RESULTS: Moderate to severe TR was documented in 48.9% (22/45) of the patients pre-operatively and 4.4% (2/45) of the patients post-operatively. In patients with grade 4 TR, severity decreased to grade 2 in 8 and to grade 1 in 1. In patients with grade 3 TR, severity decreased to grade 2 in 9, to grade 1 in 3, and 1 remained unchanged. In patients with grade 2 TR, severity decreased to grade 1 in 8, and 15 remained unchanged. The post-operative TR velocity was decreased significantly (431.9±53.4 vs. 196.5±154.0, P<0.001). Pulmonary artery systolic pressure was 84±17 mmHg pre-operatively and decreased to 38±14 mmHg post-operatively (P<0.001). The pre and post-operative pulmonary diastolic pressure was 29±9 and 17±7 mmHg, respectively (P<0.001). The pre and post-operative mean pulmonary pressure was 48±10 and 24±9 mmHg, respectively (P<0.001). The pulmonary vascular resistance (PVR) (1,025.4±465.0 vs. 476.6±181.2 dynes·sec·cm-5, P<0.001) and pulmonary artery wedge pressure (PAWP) (9±4 vs. 5±2 mmHg, P<0.001) decreased significantly after operation. The cardiac index (CI) increased significantly (1.9±0.5 vs. 2.3±0.4, P=0.003) after operation.
CONCLUSIONS: In conclusion, functional TR could be alleviated after PTE even in patients with high PVR. However, the long-term results need to be further investigated. 2020 Journal of Thoracic Disease. All rights reserved.

Entities:  

Keywords:  Pulmonary thromboendarterectomy (PTE); chronic thromboembolic pulmonary hypertension (CTEPH); tricuspid regurgitation (TR)

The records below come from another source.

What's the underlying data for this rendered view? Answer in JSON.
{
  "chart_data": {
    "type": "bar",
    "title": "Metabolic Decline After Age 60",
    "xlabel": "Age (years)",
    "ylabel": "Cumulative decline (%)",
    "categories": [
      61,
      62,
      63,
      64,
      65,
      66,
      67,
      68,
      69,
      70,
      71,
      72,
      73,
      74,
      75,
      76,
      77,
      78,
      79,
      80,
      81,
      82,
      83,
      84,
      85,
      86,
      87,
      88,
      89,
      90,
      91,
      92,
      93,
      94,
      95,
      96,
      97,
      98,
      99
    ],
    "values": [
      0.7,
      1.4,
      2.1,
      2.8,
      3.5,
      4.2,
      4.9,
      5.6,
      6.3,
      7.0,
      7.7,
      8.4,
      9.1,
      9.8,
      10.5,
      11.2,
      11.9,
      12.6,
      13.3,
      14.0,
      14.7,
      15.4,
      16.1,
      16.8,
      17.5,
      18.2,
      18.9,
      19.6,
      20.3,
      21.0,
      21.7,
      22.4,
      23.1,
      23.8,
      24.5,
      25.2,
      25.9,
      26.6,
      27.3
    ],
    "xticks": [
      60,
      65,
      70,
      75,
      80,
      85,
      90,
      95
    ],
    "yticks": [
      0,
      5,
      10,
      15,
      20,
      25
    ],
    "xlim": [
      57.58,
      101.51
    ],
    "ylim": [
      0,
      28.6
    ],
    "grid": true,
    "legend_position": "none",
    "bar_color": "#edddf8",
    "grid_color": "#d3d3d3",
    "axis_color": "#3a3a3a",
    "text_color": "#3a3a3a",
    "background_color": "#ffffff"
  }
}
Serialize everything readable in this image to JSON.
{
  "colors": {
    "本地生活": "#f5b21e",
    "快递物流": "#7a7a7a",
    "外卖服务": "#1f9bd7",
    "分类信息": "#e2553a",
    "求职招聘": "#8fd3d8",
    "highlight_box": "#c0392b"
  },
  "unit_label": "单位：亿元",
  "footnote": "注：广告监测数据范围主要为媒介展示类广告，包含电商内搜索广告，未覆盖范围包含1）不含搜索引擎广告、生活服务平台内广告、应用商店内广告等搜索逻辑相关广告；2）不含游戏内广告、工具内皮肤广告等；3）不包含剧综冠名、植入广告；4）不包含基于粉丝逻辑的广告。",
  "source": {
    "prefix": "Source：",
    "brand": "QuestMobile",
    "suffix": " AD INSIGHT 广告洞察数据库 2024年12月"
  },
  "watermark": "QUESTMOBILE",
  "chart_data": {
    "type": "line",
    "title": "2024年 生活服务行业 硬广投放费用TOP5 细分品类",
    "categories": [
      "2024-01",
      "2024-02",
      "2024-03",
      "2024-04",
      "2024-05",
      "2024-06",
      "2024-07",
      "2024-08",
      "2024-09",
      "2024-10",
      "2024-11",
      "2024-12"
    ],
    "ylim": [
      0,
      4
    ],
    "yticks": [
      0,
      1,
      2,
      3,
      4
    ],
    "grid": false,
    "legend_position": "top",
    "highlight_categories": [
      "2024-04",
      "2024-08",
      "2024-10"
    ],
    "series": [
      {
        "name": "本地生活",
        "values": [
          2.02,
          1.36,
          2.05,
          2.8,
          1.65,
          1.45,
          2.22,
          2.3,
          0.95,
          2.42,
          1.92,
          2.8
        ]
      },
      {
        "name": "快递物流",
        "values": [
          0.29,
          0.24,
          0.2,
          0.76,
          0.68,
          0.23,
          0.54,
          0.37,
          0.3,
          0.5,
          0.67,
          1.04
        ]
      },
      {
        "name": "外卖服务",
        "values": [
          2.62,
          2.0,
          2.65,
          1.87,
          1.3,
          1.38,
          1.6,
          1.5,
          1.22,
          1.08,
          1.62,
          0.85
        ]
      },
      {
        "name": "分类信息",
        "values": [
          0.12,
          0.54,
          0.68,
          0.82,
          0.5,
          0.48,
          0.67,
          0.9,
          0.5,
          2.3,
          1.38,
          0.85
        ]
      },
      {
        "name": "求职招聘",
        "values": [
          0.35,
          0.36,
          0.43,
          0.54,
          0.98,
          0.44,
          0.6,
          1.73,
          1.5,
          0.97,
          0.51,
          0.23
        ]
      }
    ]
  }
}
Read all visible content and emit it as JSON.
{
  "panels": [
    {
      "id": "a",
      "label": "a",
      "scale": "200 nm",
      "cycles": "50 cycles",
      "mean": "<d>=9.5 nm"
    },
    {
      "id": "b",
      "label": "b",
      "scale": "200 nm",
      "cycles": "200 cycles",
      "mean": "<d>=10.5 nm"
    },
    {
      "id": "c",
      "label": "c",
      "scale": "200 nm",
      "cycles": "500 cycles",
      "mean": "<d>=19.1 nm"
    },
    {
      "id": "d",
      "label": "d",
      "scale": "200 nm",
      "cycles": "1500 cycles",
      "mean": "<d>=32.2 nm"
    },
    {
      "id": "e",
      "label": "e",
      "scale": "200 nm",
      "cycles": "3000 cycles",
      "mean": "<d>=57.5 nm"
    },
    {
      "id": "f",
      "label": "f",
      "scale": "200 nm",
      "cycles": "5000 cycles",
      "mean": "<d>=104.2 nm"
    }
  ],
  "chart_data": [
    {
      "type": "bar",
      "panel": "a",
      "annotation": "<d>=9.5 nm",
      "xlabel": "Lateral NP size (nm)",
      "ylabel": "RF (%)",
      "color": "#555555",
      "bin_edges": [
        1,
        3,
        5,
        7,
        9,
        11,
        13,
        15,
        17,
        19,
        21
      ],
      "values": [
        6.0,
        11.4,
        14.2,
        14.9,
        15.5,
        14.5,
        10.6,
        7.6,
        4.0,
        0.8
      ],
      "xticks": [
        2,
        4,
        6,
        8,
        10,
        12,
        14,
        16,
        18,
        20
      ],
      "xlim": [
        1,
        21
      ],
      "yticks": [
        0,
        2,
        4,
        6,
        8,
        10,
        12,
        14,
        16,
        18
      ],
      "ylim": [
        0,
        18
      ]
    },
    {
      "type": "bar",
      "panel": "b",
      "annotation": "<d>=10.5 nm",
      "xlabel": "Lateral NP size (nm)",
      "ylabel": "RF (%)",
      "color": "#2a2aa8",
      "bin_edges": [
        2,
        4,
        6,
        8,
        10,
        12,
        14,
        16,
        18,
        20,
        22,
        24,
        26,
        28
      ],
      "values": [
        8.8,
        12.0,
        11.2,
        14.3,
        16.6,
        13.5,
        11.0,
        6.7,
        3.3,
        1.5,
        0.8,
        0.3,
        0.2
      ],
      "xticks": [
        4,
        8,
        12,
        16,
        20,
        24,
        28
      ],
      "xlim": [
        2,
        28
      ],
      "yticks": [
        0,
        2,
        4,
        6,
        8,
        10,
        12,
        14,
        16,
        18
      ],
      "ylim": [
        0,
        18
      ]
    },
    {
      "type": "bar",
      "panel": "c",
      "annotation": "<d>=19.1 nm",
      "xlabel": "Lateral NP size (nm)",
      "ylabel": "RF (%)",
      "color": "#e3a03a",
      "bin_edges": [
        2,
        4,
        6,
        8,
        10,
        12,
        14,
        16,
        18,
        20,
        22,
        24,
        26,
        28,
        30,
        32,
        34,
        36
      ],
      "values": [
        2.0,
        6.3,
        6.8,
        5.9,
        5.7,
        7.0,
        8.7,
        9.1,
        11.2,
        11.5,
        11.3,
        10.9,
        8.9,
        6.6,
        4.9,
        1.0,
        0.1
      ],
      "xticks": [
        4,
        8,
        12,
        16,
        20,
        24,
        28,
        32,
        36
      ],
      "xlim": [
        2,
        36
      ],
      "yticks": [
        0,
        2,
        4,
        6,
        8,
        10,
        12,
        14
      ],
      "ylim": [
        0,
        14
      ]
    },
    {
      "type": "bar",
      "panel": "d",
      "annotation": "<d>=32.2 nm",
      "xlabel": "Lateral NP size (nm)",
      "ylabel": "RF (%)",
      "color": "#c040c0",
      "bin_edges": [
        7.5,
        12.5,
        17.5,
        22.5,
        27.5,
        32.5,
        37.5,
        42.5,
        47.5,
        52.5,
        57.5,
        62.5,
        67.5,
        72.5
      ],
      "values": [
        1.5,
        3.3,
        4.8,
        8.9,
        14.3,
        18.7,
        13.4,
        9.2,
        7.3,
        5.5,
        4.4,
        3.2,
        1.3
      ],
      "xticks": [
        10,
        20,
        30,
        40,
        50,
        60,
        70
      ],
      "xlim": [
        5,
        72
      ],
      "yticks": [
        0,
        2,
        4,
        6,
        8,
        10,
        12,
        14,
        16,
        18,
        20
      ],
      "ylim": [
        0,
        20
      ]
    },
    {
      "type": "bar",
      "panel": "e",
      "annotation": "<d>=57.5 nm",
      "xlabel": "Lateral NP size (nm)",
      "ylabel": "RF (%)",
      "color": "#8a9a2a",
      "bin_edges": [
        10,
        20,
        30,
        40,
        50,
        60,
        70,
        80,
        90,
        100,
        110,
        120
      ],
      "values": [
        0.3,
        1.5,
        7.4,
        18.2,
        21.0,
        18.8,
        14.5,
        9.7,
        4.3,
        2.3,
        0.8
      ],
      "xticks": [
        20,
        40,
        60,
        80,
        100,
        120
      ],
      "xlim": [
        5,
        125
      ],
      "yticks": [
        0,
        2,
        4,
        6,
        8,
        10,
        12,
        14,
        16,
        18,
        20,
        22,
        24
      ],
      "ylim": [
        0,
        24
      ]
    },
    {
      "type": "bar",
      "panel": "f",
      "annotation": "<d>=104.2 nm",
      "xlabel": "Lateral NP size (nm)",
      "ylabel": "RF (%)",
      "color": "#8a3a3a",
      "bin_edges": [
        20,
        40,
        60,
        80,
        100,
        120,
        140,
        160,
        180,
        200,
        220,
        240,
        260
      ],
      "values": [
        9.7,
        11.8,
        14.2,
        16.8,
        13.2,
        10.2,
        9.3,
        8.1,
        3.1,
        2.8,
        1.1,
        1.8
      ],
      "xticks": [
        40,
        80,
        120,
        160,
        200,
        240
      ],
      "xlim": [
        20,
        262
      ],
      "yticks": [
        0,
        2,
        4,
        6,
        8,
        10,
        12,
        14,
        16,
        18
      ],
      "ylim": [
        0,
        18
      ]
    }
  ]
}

Year:  2020        PMID: 32274142      PMCID: PMC7138973          DOI: 10.21037/jtd.2019.12.99

Source DB:  PubMed          Journal:  J Thorac Dis        ISSN: 2072-1439            Impact factor:   2.895


Introduction

Chronic thromboembolic pulmonary hypertension (CTEPH) develops in 0.56–3.8% of acute pulmonary embolism patients (1,2), and is characterized by intraluminal thrombus organization, fibrosis, and subsequent unobstructed small vessel remodeling (3). These characterizations result in pulmonary hypertension and progressive right heart failure (4). Sustained pulmonary hypertension may lead to persistent right ventricle pressure overload, tricuspid annular dilatation, and regurgitation. Such functional tricuspid regurgitation (TR) also occurs in advanced mitral valve disease. For patients with severe functional TR caused by mitral valve disease and pulmonary hypertension, mitral valve surgery with simultaneous tricuspid annuloplasty is safe, effective, and associated with better long-term right-sided remodeling (5). However, for severe functional TR caused by CTEPH, some studies have shown there to be a significant improvement of tricuspid valve function after pulmonary thromboendarterectomy (PTE) without simultaneous tricuspid annuloplasty (6,7). But the enrolled patients were not very severe, the pulmonary vascular resistance (PVR) was relatively not very high. In China, most of the patients undergoing PTE surgery were advanced-stage CTEPH with >1,000 dynes·sec·cm−5 PVR, maybe because the awareness and understanding for the disease is still lacking. For patients with relatively advanced-stage CTEPH and TR who undergo PTE, whether or not tricuspid annuloplasty should simultaneously be conducted is still controversial. Our study aimed to review our data of PTE without simultaneous tricuspid annuloplasty and evaluate the impacts on the changes in pulmonary artery pressure, TR, and right heart function.

Methods

Study population

The study population consisted of 45 consecutive patients with CTEPH who were scheduled to undergo PTE between December 2016 and June 2019 at our hospital. Patients who did not undergo echocardiography pre-operatively or within one month post-operatively were excluded. We collected and analyzed the demographics, surgical details, echocardiographic parameters, and right heart catheterization (RHC) results of these patients. The study procedures followed institutional guidelines and was approved by the institutional review board of our hospital. The enrolled patients have signed the informed consent for the use of the data. All of the data was collected prospectively. The report of this study followed Strengthening the Reporting of Cohort Studies (STROCSS) criteria.

Surgical procedure

All PTE surgeries were conducted with a median sternotomy and deep hypothermia circulatory arrest (DHCA). The technique of the procedure was in accordance with that reported by the university of California San Diego Health Center (8). Circulatory arrest time was strictly limited to 20 minutes; when more time was needed, we restarted the cardiopulmonary bypass (CPB) for 10 minutes, and then PTE was continued with a second circulatory arrest. After complete thromboendarterectomy, we sutured the pulmonary artery. We then rewarmed the patients, stopped CPB, and closed the incision. Patients were transferred to the intensive care unit (ICU) after the procedure.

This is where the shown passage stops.